Девочка росла толстушкой и напоминала херувимчиков, которых богомазы малюют на потолках католических храмов; с ее губ не сходила улыбка, а при виде своего дядюшки, Яноша Гёргея, малютка принималась радостно махать ручонками, будто ангелочек крылышками, и просилась к нему на руки. Но когда невестка посадила девочку на руки к родному отцу, Рози испугалась, расплакалась. Где же тут, спрашивается, «голос крови»? Палом Гёргеем овладело странное беспокойство, он даже не мог дать ему названия. В голове зашумело, мысли закружились, завертелись, будто стаи воронья в мглистом небе. Сурово хмурились его брови, когда он видел, как Янош берет плачущего ребенка из колыбели и ласкает его, играет с ним, пока личико девочки не озарится улыбкой. Как не стыдно седовласому Яношу баюкать младенца на глазах у судейских стрекулистов, которые наверняка посмеиваются за его спиной: «Смотрите, совсем с ума спятил вице-губернатор, — на старости лет в няньки записался».

«Да хоть бы свое, родное дитя нянчил!» — продолжал рассуждать за «стрекулистов» Пал Гёргей. Но на самом деле это были собственные его мысли, назойливые, как мухи.

Почему Янош так сильно любит ребенка? Естественно ли это? Чужого ребенка! И кто? Серьезный человек, вице-губернатор? (В те годы Янош еще был сепешским вице-губернатором.) И невестка тоже — прямо-таки боготворит девочку. А про свою собственную, умершую дочку никогда и слова не обронит! Умерла, нету — только и всего! Пал Гёргей раз-другой заводил о ней разговор, но не заметил и тени печали у родителей покойной Борбалы. Значит, они горюют по ней не больше, чем по какой-нибудь канарейке. Янош даже сказал, что, если младенец не коснулся ножками земли, значит, он еще и не жил, не спускалась его душенька с неба на землю, — как, например, их Борбала, умершая еще в пеленках. И совсем другое дело, когда дитя уже умеет сидеть. Это уже барышня. «Правда ведь, наша маленькая маковка? Ты ведь уже барышня! А ну, улыбнись же и папочке своему!»

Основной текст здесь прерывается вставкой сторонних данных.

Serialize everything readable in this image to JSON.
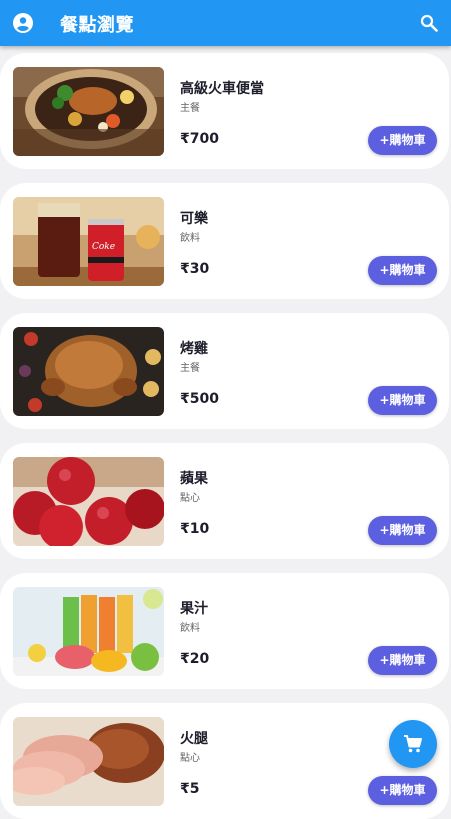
{
  "appbar": {
    "title": "餐點瀏覽",
    "left_icon": "account-circle-icon",
    "right_icon": "search-icon",
    "color": "#2196f3"
  },
  "items": [
    {
      "name": "高級火車便當",
      "category": "主餐",
      "price": "₹700",
      "button": "+購物車"
    },
    {
      "name": "可樂",
      "category": "飲料",
      "price": "₹30",
      "button": "+購物車"
    },
    {
      "name": "烤雞",
      "category": "主餐",
      "price": "₹500",
      "button": "+購物車"
    },
    {
      "name": "蘋果",
      "category": "點心",
      "price": "₹10",
      "button": "+購物車"
    },
    {
      "name": "果汁",
      "category": "飲料",
      "price": "₹20",
      "button": "+購物車"
    },
    {
      "name": "火腿",
      "category": "點心",
      "price": "₹5",
      "button": "+購物車"
    }
  ],
  "fab": {
    "icon": "shopping-cart-icon",
    "color": "#2196f3"
  },
  "colors": {
    "button": "#5c5fe0",
    "card": "#ffffff",
    "background": "#f1f1f3"
  }
}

Но Розика не хотела улыбаться отцу, а упрямо тянула ручонки к дяде Яношу. Да оно и понятно: Пал Гёргей именно в это время превращался в «дикаря» — лицо у него стало темное, мрачное, бороденка нечесана, на глаза нависли космы волос. Не то что ребенок, а и взрослый испугался бы при виде его. Сын Яноша, семинарист из Кешмарка — хорошенький десятилетний Дюри, в это время тоже приехал погостить домой. Дядя Пал тотчас же подумал: «Вот у кого я кое-что могу разузнать!» И начал исподтишка расспрашивать мальчика:

— Значит, у вас, школяров, и на троицу каникулы? И когда вы только учитесь? Вижу, ты такой же прилежный ученик, как Пишта Шваби. Тот отпрашивается из школы всякий раз, когда дома его матушка гуся режет.

— Ну уж нет, дядя Пали! Я такой ученик, что ни о чем никого не люблю просить. Даже на каникулы домой не прошусь.

— О, я вижу, ты настоящий Гёргей! Ну, а кем ты собираешься стать?

— Солдатом! — гордо отвечал юный Гёргей.

— Но ведь солдат должен уметь подчиняться, братец!

— Вот и хорошо. Подчиняться я умею. А просить — нет Домой я приезжаю только по разрешению.

— Ну и сколько же раз ты в этом году бывал дома?

— На рождество, на пасху. И вот сейчас, на троицу.

— А когда твоя сестричка умерла?

— Тогда не был.

— Почему же?

— Не знал.

— Как? Тебе даже не написали?

— Нет.

— Так от кого те ты узнал?

— Отец сказал, но только позднее, когда приезжал в Кешмарк проведать меня!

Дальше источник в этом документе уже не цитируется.